Peter Nielsen - Chairman of the Board, President, Chief Executive Officer, Co-Founder, Chief Financial Officer, Treasurer
Peter Nielsen - Chairman of the Board, President, Chief Executive Officer, Co-Founder, Chief Financial Officer, Treasurer
Thanks, Anthony. As you can see from the data we presented last quarter, we are well on our way to establishing our DNAbilize platform as a better path for cancer patients. We are paving the way for a revolutionary treatment of disease by taking a gentler path.
謝謝,安東尼。正如您從我們上季度提供的數據中看到的,我們正在努力建立 DNAbilize 平台,為癌症患者提供更好的治療途徑。我們正在透過採取更溫和的方式為疾病的革命性治療鋪平道路。
As positive data continues to flow from our clinical trials, we are becoming even more excited about bringing these potentially life-saving therapies to some of the most fragile oncology patients. We know this is an ambitious commitment, but we have confidence in our approach and conviction in our mission to give previously untreatable cancer patients a fighting chance.
隨著我們的臨床試驗不斷湧現出積極的數據,我們對於將這些可能挽救生命的療法帶給一些最脆弱的腫瘤患者變得更加興奮。我們知道這是一項雄心勃勃的承諾,但我們對我們的方法充滿信心,也堅信我們的使命是為以前無法治癒的癌症患者提供一個奮鬥的機會。
With that, operator, we are ready to open the call for questions.
接線員,我們已經準備好開始提問了。
Operator
Operator
Ladies and gentlemen, at this time, we'll begin the question-and-answer session.
女士們、先生們,現在我們開始問答環節。
(Operator Instructions)
(操作員說明)
And ladies and gentlemen, we appear to have no questions today. So I will turn the floor back over to you, Peter Nielsen, for any closing comments.

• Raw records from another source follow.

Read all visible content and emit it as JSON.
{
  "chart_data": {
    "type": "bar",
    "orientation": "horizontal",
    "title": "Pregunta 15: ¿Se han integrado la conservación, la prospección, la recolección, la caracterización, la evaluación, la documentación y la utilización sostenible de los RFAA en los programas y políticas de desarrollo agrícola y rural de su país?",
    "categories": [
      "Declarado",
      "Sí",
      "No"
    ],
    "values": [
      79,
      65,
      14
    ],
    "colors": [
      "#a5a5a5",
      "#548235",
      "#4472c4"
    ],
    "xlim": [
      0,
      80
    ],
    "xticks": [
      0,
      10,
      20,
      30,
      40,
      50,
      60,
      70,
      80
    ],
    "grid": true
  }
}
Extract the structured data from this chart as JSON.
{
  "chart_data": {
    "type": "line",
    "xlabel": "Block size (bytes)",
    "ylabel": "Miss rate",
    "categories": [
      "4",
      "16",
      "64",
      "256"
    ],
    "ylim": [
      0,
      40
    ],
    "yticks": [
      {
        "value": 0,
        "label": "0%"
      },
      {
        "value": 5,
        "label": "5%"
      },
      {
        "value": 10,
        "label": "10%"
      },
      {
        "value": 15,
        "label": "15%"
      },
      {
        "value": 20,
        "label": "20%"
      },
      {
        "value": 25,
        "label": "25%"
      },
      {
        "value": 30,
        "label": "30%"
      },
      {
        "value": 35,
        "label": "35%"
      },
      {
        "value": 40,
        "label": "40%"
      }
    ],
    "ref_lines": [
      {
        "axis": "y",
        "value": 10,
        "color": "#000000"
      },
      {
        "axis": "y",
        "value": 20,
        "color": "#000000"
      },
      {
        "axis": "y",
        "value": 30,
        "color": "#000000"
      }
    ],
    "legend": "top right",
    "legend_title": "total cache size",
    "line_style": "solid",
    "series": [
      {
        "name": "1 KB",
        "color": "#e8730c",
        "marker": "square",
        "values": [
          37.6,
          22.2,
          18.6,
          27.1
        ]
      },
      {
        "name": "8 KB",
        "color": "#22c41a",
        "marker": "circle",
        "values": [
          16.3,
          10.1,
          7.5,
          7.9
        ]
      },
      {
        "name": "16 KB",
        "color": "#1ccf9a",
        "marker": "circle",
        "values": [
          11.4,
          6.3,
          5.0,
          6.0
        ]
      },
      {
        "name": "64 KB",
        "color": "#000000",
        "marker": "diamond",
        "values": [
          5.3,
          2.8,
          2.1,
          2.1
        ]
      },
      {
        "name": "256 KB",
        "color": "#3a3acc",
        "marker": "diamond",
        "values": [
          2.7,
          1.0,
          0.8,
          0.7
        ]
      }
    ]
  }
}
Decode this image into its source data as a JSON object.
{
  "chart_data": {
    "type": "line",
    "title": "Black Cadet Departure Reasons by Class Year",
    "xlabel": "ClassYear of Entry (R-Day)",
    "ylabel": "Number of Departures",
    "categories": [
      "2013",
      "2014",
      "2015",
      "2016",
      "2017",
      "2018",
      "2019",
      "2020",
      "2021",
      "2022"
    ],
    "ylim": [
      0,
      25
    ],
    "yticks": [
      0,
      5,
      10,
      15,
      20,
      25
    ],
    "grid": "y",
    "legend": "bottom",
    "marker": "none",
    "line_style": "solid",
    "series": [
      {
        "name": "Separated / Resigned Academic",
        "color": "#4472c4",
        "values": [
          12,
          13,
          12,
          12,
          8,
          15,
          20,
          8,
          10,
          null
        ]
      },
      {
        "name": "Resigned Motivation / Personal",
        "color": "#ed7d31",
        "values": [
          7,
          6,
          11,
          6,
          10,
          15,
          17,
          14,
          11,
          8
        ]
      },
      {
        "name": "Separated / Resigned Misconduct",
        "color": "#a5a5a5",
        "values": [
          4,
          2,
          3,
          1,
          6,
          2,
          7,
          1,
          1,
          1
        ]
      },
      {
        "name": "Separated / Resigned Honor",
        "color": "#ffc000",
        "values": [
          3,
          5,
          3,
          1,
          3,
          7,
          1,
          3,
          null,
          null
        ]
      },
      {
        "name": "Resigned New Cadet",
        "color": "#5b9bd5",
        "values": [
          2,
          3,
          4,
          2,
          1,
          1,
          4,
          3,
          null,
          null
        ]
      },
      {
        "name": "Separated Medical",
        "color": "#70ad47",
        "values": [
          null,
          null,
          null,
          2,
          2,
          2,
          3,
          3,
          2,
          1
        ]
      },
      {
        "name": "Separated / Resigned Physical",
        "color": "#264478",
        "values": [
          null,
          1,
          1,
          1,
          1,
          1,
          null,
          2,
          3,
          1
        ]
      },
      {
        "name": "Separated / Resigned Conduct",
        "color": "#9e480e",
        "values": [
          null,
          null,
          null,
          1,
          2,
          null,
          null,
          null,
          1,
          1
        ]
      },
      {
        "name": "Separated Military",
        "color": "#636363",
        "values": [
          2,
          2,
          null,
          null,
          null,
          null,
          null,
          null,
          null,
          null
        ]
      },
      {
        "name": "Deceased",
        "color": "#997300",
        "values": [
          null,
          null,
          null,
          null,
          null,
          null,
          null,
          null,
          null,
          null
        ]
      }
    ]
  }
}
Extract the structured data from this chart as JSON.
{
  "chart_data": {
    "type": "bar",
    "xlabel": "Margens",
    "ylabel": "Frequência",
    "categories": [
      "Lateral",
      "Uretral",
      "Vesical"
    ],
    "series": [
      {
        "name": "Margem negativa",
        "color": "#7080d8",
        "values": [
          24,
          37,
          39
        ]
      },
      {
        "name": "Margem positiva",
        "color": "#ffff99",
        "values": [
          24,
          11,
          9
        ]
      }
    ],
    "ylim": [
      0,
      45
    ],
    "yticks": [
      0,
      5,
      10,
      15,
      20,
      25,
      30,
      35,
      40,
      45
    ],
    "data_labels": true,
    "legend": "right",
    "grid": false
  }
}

女士們先生們,我們今天似乎沒有問題。因此,我將把發言權交還給彼得·尼爾森(Peter Nielsen),請您發表結束語。
Peter Nielsen - Chairman of the Board, President, Chief Executive Officer, Co-Founder, Chief Financial Officer, Treasurer
Peter Nielsen - Chairman of the Board, President, Chief Executive Officer, Co-Founder, Chief Financial Officer, Treasurer
Thank you again for joining us and for your continued support of Bio Path. Have a great day.
再次感謝您加入我們並感謝您對 Bio Path 的持續支持。祝你有美好的一天。
Operator
Operator
And ladies and gentlemen, thank you again for joining us today. This concludes today's presentation. We do thank you for joining. Have a great rest of the day.
女士們、先生們,再次感謝你們今天加入我們。今天的演講到此結束。我們非常感謝您的加入。祝你這一天好好休息。